Sticking to the term Messiah, let me point you to the two most definitive texts in the Old Testament that are considered to prophesy an 'anointed' or 'supernaturally empowered' ruler coming and this is the person who is identified as a future Messiah. Psalm 2 is a strongly prophetic Psalm and it says the following, verse 1,

‘Why do the nations conspire and the peoples plot in vain? The kings of the earth rise up and the rulers band together against the Lord and against his anointed.’ (That's the term Messiah, (mashiach)). ‘Saying, “Let us break their chains and throw off their shackles.” The one enthroned in heaven laughs. The Lord scoffs at them. He rebukes them in his anger, terrifies them in his wrath saying, “I have installed my King on Zion, my holy mountain. I will proclaim the Lord's decree.” He said to me, “You are my Son. Today I have become your Father. Ask me and I will make the nations your inheritance, the ends of the earth your possessions. You will break them with a rod of iron. You will dash them to pieces like pottery.” Therefore, you kings, be wise, be warned you rulers of the earth. Serve the Lord with fear and celebrate his rule with trembling. Kiss the Son or he will be angry and your way will lead to your destruction. For his wrath can flare up in a moment. Blessed are all who take refuge in him.’

Psalm 2:1-12, NIV

This Psalm is literally a Messianic Psalm and that anointed person is defined as a Davidic king, first of all, who rules in Zion. Secondly, the son of the deity, the Son of Yahweh. This prophecy is understood in the New Testament to apply to Jesus. For example, in Acts 4. A second prophecy that's very specific to a future king or ruler, appears in Daniel 9:24 - 27 where there is a chronological prediction that, from the time the Jews returned from their exile, get back to the city of Jerusalem from Babylon, there will be a certain period of time before there is an appearance of someone called the Anointed One. Verse 25

‘From the time the word goes out to restore and rebuild Jerusalem until the anointed one, the ruler comes, there will be seven sevens and 62 sevens.’

Daniel 9:25, NIV

It's not for us to go into the details of this prophecy here, but simply to point out that this prophecy in Daniel 9 and the prophecy in Psalm 2, point to the term Anointed or Messiah, to be a concrete, specific term relating to a future ruler. This ruler is associated with Jesus in the mind of Peter, when he said, “You are the Messiah.” There are other associated ideas: Son of David, the Son of Man in Daniel 7: 13 -14 and the Servant of the Lord, a Prophet like Moses. We discuss these ideas in passing in different parts of our teaching. The central idea here is the concept that the Messiah is a supernaturally anointed, empowered ruler who is going to be in the line of King David and is going to bring in the Kingdom of God. Peter is very clear this is the identity of Jesus. He's also clear that that identity involves the fact that Jesus is literally the Son of God. He's not just a human. He's fully human but he is also fully divine - what we would now call the second person of the Trinity.

The Bedrock of the Church

Jesus goes on to say,

“You are Peter, and on this rock, I will build my church, and the gates of Hades will not overcome it.”

Matthew 16:18, NIV

Peter in Greek is ‘Petros’. It's his name - the name means rock. Also in this phrase is used the expression rock, in the second phrase,“and on this rock” -a different noun ‘Petra’, which means foundation or bedrock. You are Peter - a rock - and on this bedrock I will build my Church. We need to be clear what that bedrock or that foundation is. What is the bedrock on which the Church is built? Is it Peter himself, as some have claimed? No. There is a distinction being made between Peter - a little rock, and the bedrock. Is it Jesus' teaching, as some people claim? His teaching in general? That's rather a generalised meaning; it doesn't fit the context very well. The best explanation of what the bedrock is, is Peter's confession. ‘You're Peter, but the Church is going to be built on your confession - the bedrock’. The revelation of the Messiahship of Jesus is the foundation of the Church. The Church is built entirely on seeing the identity of Jesus and his salvation that flows from his identity.

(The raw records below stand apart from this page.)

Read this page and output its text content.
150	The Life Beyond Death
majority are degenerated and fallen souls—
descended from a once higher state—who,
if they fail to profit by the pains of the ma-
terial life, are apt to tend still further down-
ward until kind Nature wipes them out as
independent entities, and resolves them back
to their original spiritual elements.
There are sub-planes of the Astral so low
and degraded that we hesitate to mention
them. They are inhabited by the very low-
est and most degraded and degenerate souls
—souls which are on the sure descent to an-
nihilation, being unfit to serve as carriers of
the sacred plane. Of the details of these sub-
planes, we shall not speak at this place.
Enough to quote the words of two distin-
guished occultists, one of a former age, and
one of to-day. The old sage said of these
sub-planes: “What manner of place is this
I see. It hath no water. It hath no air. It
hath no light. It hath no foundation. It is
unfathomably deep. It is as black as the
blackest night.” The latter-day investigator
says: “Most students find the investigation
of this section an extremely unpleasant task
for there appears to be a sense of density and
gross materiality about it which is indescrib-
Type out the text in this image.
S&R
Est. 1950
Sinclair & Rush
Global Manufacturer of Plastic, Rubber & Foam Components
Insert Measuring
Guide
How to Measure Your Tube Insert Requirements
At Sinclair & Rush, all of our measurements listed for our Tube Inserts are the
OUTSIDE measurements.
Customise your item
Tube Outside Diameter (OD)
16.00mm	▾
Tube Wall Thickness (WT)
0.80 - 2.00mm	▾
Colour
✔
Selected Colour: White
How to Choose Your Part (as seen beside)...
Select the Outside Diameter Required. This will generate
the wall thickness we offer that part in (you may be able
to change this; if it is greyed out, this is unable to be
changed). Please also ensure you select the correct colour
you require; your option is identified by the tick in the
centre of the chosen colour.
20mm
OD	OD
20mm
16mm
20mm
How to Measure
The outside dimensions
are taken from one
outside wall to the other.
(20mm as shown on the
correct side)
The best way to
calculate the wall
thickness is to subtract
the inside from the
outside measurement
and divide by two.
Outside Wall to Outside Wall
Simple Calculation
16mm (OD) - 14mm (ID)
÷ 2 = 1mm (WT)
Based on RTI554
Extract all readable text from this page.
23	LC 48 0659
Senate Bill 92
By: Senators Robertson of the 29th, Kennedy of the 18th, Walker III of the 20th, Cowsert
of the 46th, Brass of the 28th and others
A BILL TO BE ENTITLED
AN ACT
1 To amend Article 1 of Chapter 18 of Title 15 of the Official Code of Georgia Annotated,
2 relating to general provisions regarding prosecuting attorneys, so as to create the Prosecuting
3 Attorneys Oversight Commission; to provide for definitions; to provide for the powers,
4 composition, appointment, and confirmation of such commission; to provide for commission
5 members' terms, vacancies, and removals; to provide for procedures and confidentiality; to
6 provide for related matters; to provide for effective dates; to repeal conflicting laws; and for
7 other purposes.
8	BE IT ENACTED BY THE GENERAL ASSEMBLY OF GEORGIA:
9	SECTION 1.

“and the gates of Hades will not overcome it.” This is a reference to death. Death will not overcome the Church, the Kingdom of God, that Jesus is building. In other words, it goes into eternity. It's not just a message for this life. Death is not powerful enough to put an end to this message and this Kingdom. What are the keys of the Kingdom that are promised. “I will give you the keys of the Kingdom of Heaven. Whatever you bind on earth will be bound in heaven and whatever you loose on earth will be loosed in heaven.” The keys of the Kingdom almost certainly here is a reference to the preaching of the Gospel itself. The concept of binding and loosing in Jewish understanding meant forbidding or allowing. There's an authority given to Peter and to the church to open the door, or close the door to certain things. The Gospel will open the door of salvation to people by being preached. This is a loosing. We are loosed, we are freed to respond to the Gospel by the preaching of the Gospel. This binding and loosing, this forbidding or allowing, also represents a kind of legal reality. What's right and what's wrong, what's going to be allowed in the community, is also (as we'll find out later on in Matthew 18) used as a reference to the boundaries in the shaping of the Church community. Peter and the Apostles with him, will open the doors of salvation to people by preaching the Gospel. If they don't preach the Gospel it will be a binding - it will be a forbidding but they're called to open the door - to loose the word. This is exactly what Peter does very specifically. He opens the door of the Gospel. If you read through the book of Acts you'll see, he opens the door of the Gospel to the Jews by preaching on the day of Pentecost, in Acts 2. He opens the door to the Samaritans to have full access to God's power by bringing the power of the Spirit to enforce Phillips preaching in Acts 8. He opens the door to Gentiles by preaching to Cornelius and his household in Acts 10. He opens the door to bringing together a church of Jews and Gentiles alike when he makes a contribution to the Council of Jerusalem in Acts 15, which decides that all ethnic groups are going to be in the church on an equal basis - no hierarchy in the church. Peter opened the door of the Gospel. He loosed people to believe. That was his privilege and it was shared by the other Apostles.

Reflections

Some reflections in conclusion. We can only understand who Jesus is through God's revelation. The second reflection is that, here Jesus is preparing the way for the formation of the Church community. This is the first time that the concept of the Church is very specifically articulated and the word is used. There is going to be a living community of faith. My interpretation of this passage will suggest to you that this passage is not primarily about techniques of spiritual warfare or prayer. It's primarily about the foundation of the Church, the preaching of the Gospel and the opening up of the opportunity of people to believe the Gospel and explaining what the foundation of the Church is, which is understanding the identity of Jesus. It's not talking about Peter being that bedrock, being infallible, being the foundation of the Church or the first Pope. It says that he is the leader of the Apostles in the first generation. Peter's declaration here opens up the way for the Apostles to all wholeheartedly identify who Jesus is, unambiguously, and begin to see what their mission is going to be in the days to come. This event is a precursor to another very dramatic event, which happens on a nearby mountainside, when Jesus takes Peter, James and John on a further retreat and they have a remarkable experience of God's power and glory which opens up the way for the next stage of Jesus' ministry. That's called the Transfiguration. Thanks for joining us.